Sábado, 23 Novembro 2024

Diomedes Cesário da Silva, ex-presidente da Associação dos Engenheiros da Petrobras (Aepet)

Hidrocarbonetos (petróleo e gás) são instrumentos de poder geopolítico: valem tanto quanto a capacidade de produzir o desenvolvimento de uma nação e a melhoria das condições de vida do seu povo. Isto significa que seu valor varia, dependendo do local e das necessidades da época a que nos referirmos.

Esta pergunta vem à baila em função das jazidas descobertas nas camadas do pré-sal, objeto de desejo de outros países, grandes empresas nacionais e internacionais, políticos e da sociedade brasileira, como solução para os problemas de educação, saúde e emprego.

Para descobri-lo (atividade de exploração) e tornar viável sua extração (atividade de produção) a mais de 7.000 metros de profundidade total (água do mar e rochas sobrejacentes) em áreas distantes cerca de 200 km da costa, a Petrobrás teve que reunir capacidade técnica e recursos Não porque preferisse, mas porque era lá que se encontrava uma nova fronteira exploratória. 

Seu custo, claro, é maior que o do Oriente Médio, onde é extraído a poucos metros da superfície em bacias sedimentares terrestres. Em compensação, não necessitamos da quantidade de armas e recursos gastos para protegê-lo de outros países, de grupos internos rivais e da própria população, como lá ocorre. De acordo com o Citigroup, a Arábia Saudita precisaria que o preço do petróleo fosse de US$ 105 por barril para conseguir equilibrar seu orçamento, o Iraque, de US$ 98 e o Irã, de US$ 137. [1]
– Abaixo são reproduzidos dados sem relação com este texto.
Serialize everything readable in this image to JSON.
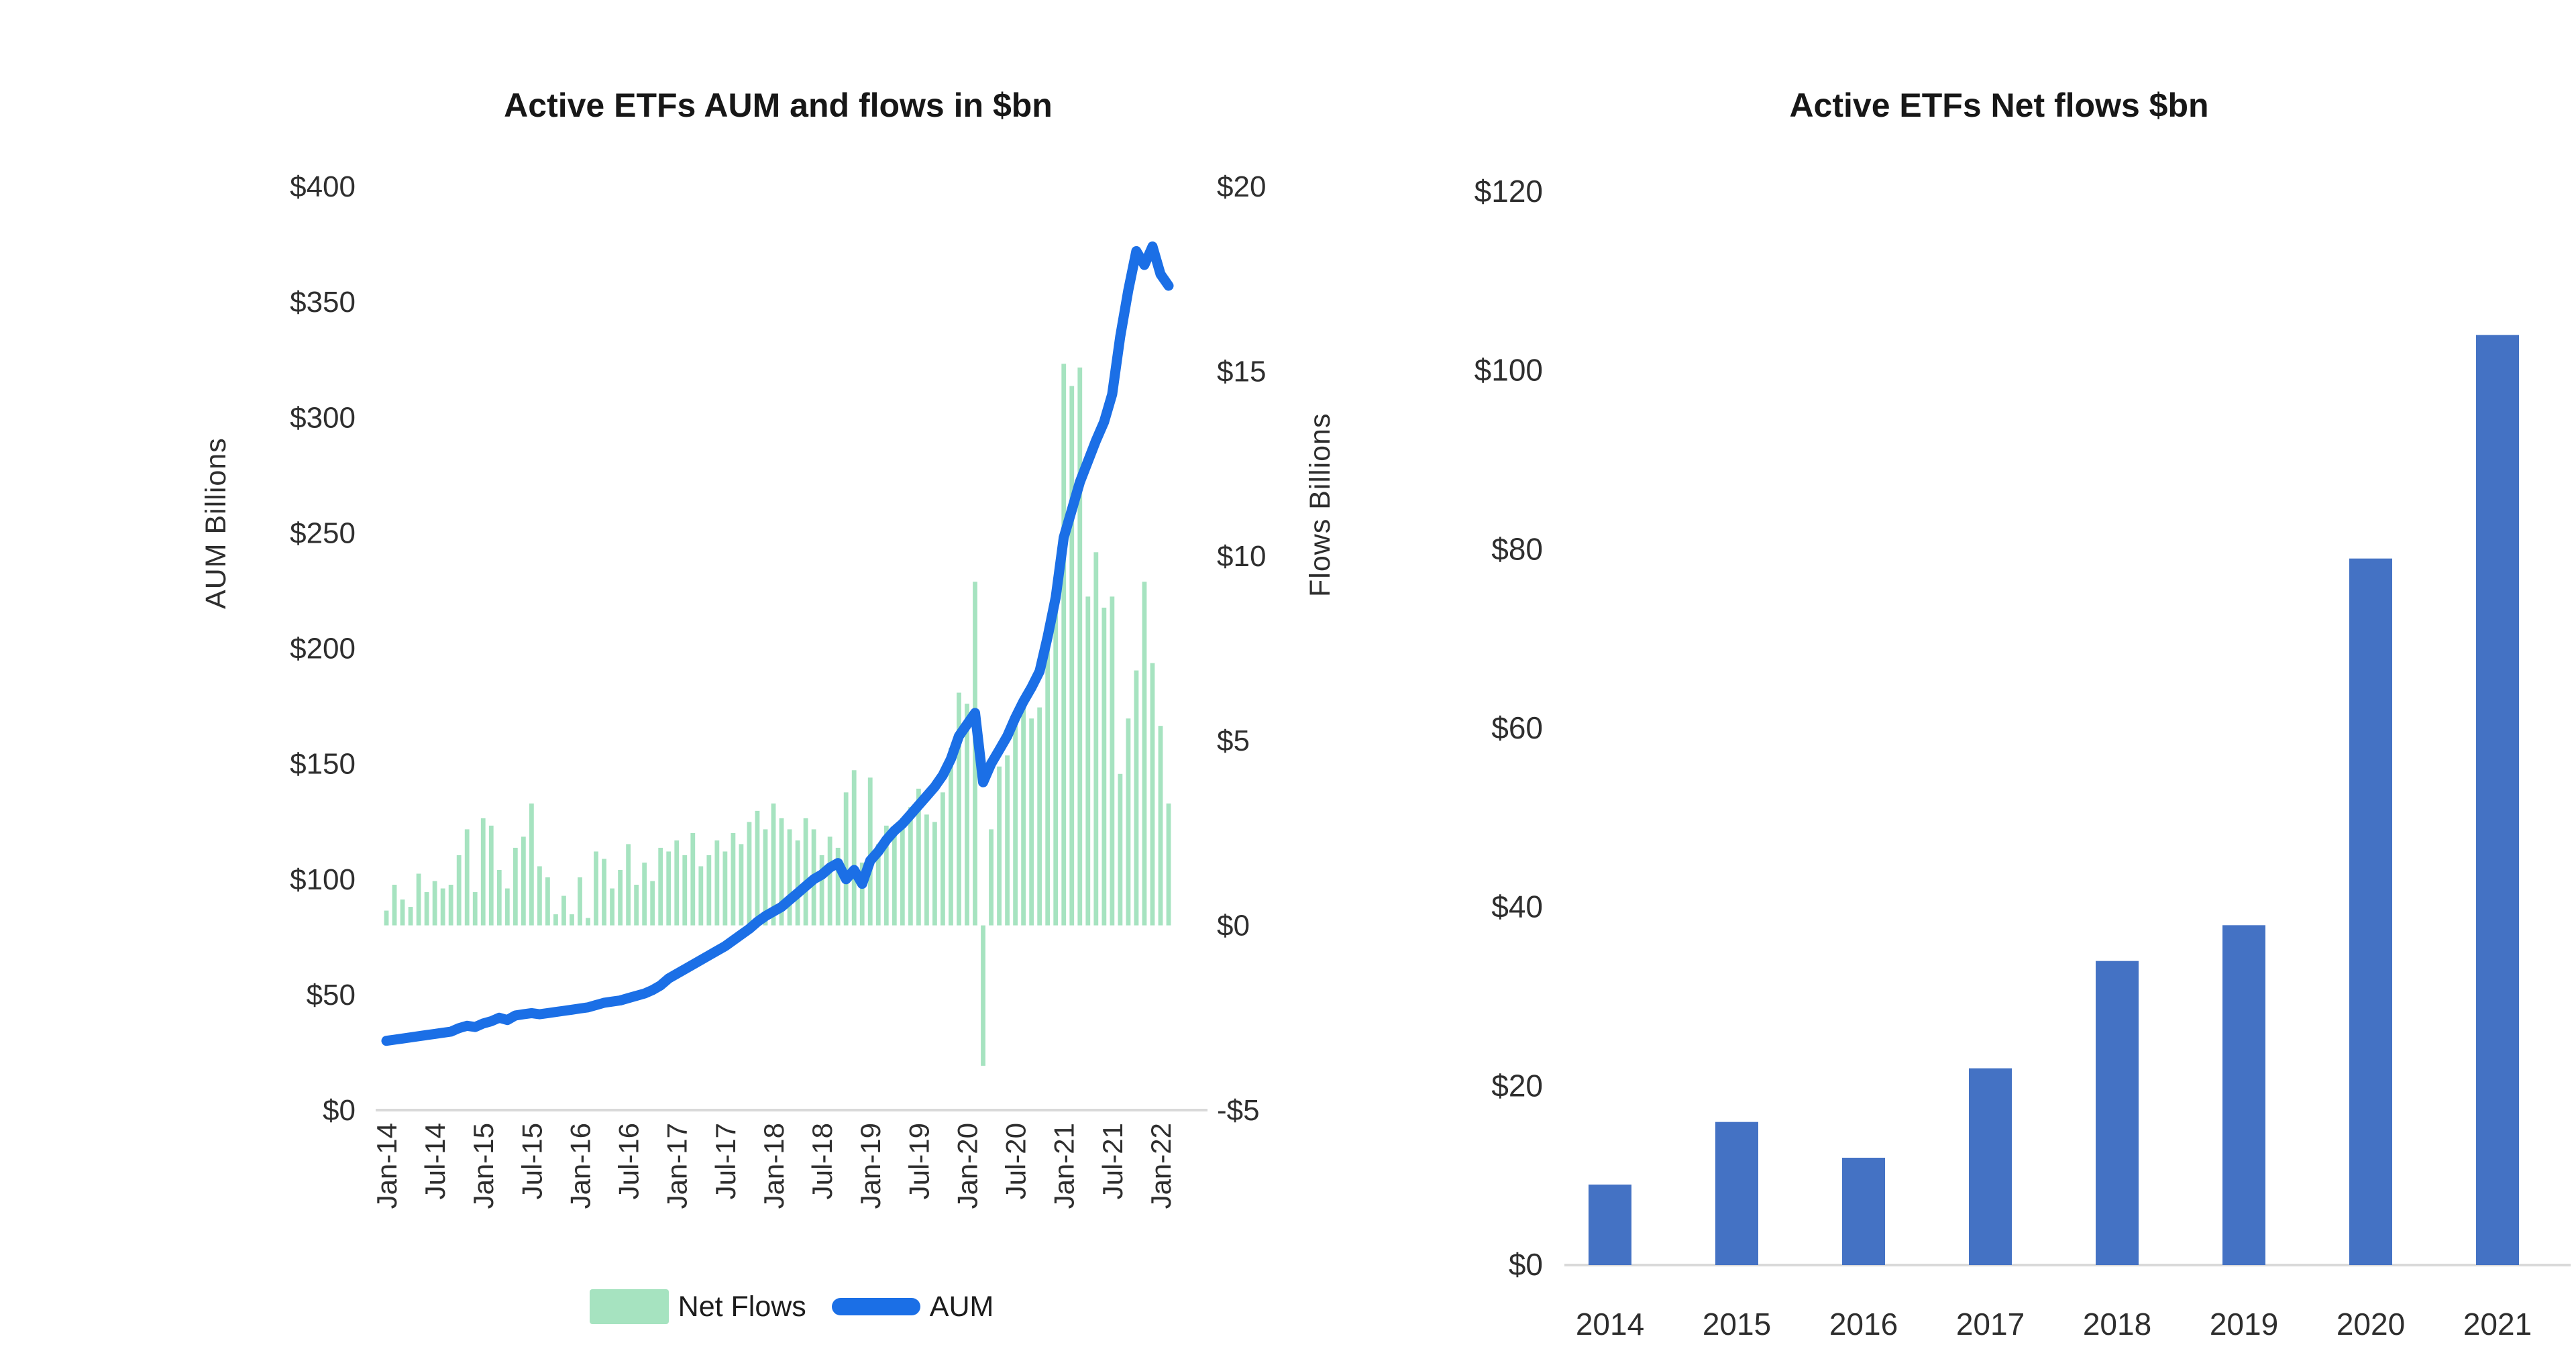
{
  "page": {
    "background": "#ffffff"
  },
  "colors": {
    "net_flows_green": "#a6e3c0",
    "aum_line_blue": "#1b6fe6",
    "annual_bar_blue": "#4472c4",
    "axis_line_gray": "#d9d9d9",
    "text_dark": "#2e2e2e"
  },
  "chart_data": [
    {
      "type": "bar+line dual-axis",
      "title": "Active ETFs AUM and flows in $bn",
      "y_left": {
        "label": "AUM Billions",
        "range": [
          0,
          400
        ],
        "tick_labels": [
          "$400",
          "$350",
          "$300",
          "$250",
          "$200",
          "$150",
          "$100",
          "$50",
          "$0"
        ],
        "tick_values": [
          400,
          350,
          300,
          250,
          200,
          150,
          100,
          50,
          0
        ]
      },
      "y_right": {
        "label": "Flows Billions",
        "range": [
          -5,
          20
        ],
        "tick_labels": [
          "$20",
          "$15",
          "$10",
          "$5",
          "$0",
          "-$5"
        ],
        "tick_values": [
          20,
          15,
          10,
          5,
          0,
          -5
        ]
      },
      "x": {
        "freq": "monthly",
        "start": "Jan-14",
        "end": "Feb-22",
        "tick_labels": [
          "Jan-14",
          "Jul-14",
          "Jan-15",
          "Jul-15",
          "Jan-16",
          "Jul-16",
          "Jan-17",
          "Jul-17",
          "Jan-18",
          "Jul-18",
          "Jan-19",
          "Jul-19",
          "Jan-20",
          "Jul-20",
          "Jan-21",
          "Jul-21",
          "Jan-22"
        ],
        "tick_month_indices": [
          0,
          6,
          12,
          18,
          24,
          30,
          36,
          42,
          48,
          54,
          60,
          66,
          72,
          78,
          84,
          90,
          96
        ]
      },
      "series": [
        {
          "name": "Net Flows",
          "type": "bar",
          "axis": "right",
          "color": "#a6e3c0",
          "values": [
            0.4,
            1.1,
            0.7,
            0.5,
            1.4,
            0.9,
            1.2,
            1.0,
            1.1,
            1.9,
            2.6,
            0.9,
            2.9,
            2.7,
            1.5,
            1.0,
            2.1,
            2.4,
            3.3,
            1.6,
            1.3,
            0.3,
            0.8,
            0.3,
            1.3,
            0.2,
            2.0,
            1.8,
            1.0,
            1.5,
            2.2,
            1.1,
            1.7,
            1.2,
            2.1,
            2.0,
            2.3,
            1.9,
            2.5,
            1.6,
            1.9,
            2.3,
            2.0,
            2.5,
            2.2,
            2.8,
            3.1,
            2.6,
            3.3,
            2.9,
            2.6,
            2.3,
            2.9,
            2.6,
            1.9,
            2.4,
            2.1,
            3.6,
            4.2,
            1.7,
            4.0,
            2.2,
            2.7,
            2.6,
            2.9,
            3.2,
            3.7,
            3.0,
            2.8,
            3.6,
            4.8,
            6.3,
            6.0,
            9.3,
            -3.8,
            2.6,
            4.3,
            4.6,
            5.4,
            6.1,
            5.6,
            5.9,
            8.1,
            8.6,
            15.2,
            14.6,
            15.1,
            8.9,
            10.1,
            8.6,
            8.9,
            4.1,
            5.6,
            6.9,
            9.3,
            7.1,
            5.4,
            3.3
          ]
        },
        {
          "name": "AUM",
          "type": "line",
          "axis": "left",
          "color": "#1b6fe6",
          "values": [
            30,
            30.5,
            31,
            31.5,
            32,
            32.5,
            33,
            33.5,
            34,
            35.5,
            36.5,
            36,
            37.5,
            38.5,
            40,
            39,
            41,
            41.5,
            42,
            41.5,
            42,
            42.5,
            43,
            43.5,
            44,
            44.5,
            45.5,
            46.5,
            47,
            47.5,
            48.5,
            49.5,
            50.5,
            52,
            54,
            57,
            59,
            61,
            63,
            65,
            67,
            69,
            71,
            73.5,
            76,
            78.5,
            81.5,
            84,
            86,
            88,
            91,
            94,
            97,
            100,
            102,
            105,
            107,
            100,
            104,
            98,
            108,
            112,
            117,
            121,
            124,
            128,
            132,
            136,
            140,
            145,
            152,
            162,
            167,
            172,
            142,
            150,
            156,
            162,
            170,
            177,
            183,
            190,
            205,
            222,
            248,
            260,
            272,
            281,
            290,
            298,
            310,
            335,
            355,
            372,
            366,
            374,
            362,
            357
          ]
        }
      ],
      "legend": {
        "position": "bottom",
        "items": [
          "Net Flows",
          "AUM"
        ]
      }
    },
    {
      "type": "bar",
      "title": "Active ETFs Net flows $bn",
      "categories": [
        "2014",
        "2015",
        "2016",
        "2017",
        "2018",
        "2019",
        "2020",
        "2021"
      ],
      "values": [
        9,
        16,
        12,
        22,
        34,
        38,
        79,
        104
      ],
      "bar_color": "#4472c4",
      "ylim": [
        0,
        120
      ],
      "y_tick_labels": [
        "$120",
        "$100",
        "$80",
        "$60",
        "$40",
        "$20",
        "$0"
      ],
      "y_tick_values": [
        120,
        100,
        80,
        60,
        40,
        20,
        0
      ],
      "grid": false,
      "legend_position": "none"
    }
  ]
}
Custo de extração e total do petróleo produzido
A Petrobrás anunciou recentemente que o custo atual de extração do pré-sal era de US$ 9/barril. A imprensa divulgou como se fosse o custo final de produção, levando os leitores à visão de uma grande margem, comparada com o preço de venda, na faixa de US$ 60 ou superior a US$ 100, há um ano atrás. 

Na verdade, o custo de extração (lifting cost para a SEC, a CVM americana) é apenas uma parcela do custo total, contemplando apenas materiais, serviços, pessoal e alguns encargos, necessários à elevação e tratamento do petróleo para retirá-lo do poço. 

Antes disso, durante a fase de exploração, muitos recursos tem que ser investidos para descobrí-lo. A declaração de comercialidade de um novo campo (jazida) é o coroamento final da fase exploratória, após ter dispendido uma grande quantidade de recursos com a compra do bloco (concessão), aquisição de dados sísmicos e perfuração de poços exploratórios de alto custo e alto risco. Muitas campanhas exploratórias resultam em insucesso, quando os volumes descobertos não compensam os investimentos, ou não há tecnologia para extraí-los. Decidida sua viabilidade econômica (declaração da comercialidade), inicia o plano de desenvolvimento da produção (extração), que inclui planejamento e investimentos com plataformas, dutos e outros investimentos que consomem bilhões de dólares ao longo da vida útil do campo (geralmente algumas dezenas de anos). 

Considerando toda a produção nacional, o custo de extração [2], no quarto trimestre de 2014 era de US$ 14. Se somarmos as participações governamentais (royalties, participação especial, aluguéis, bônus, etc.) aos governos (União, Estados e Municípios) o valor subia para US$ 26. No primeiro trimestre de 2014, estes valores eram de US 14 e US$ 33, pois a parcela governamental varia de acordo com o preço de venda do petróleo, mais elevada na época.

O custo total do petróleo produzido inclui outras parcelas relativas à depreciação de investimentos, overhead, P&D, custos financeiros, etc. Somente após toda esta análise as empresas avaliarão se vale a pena sua produção. 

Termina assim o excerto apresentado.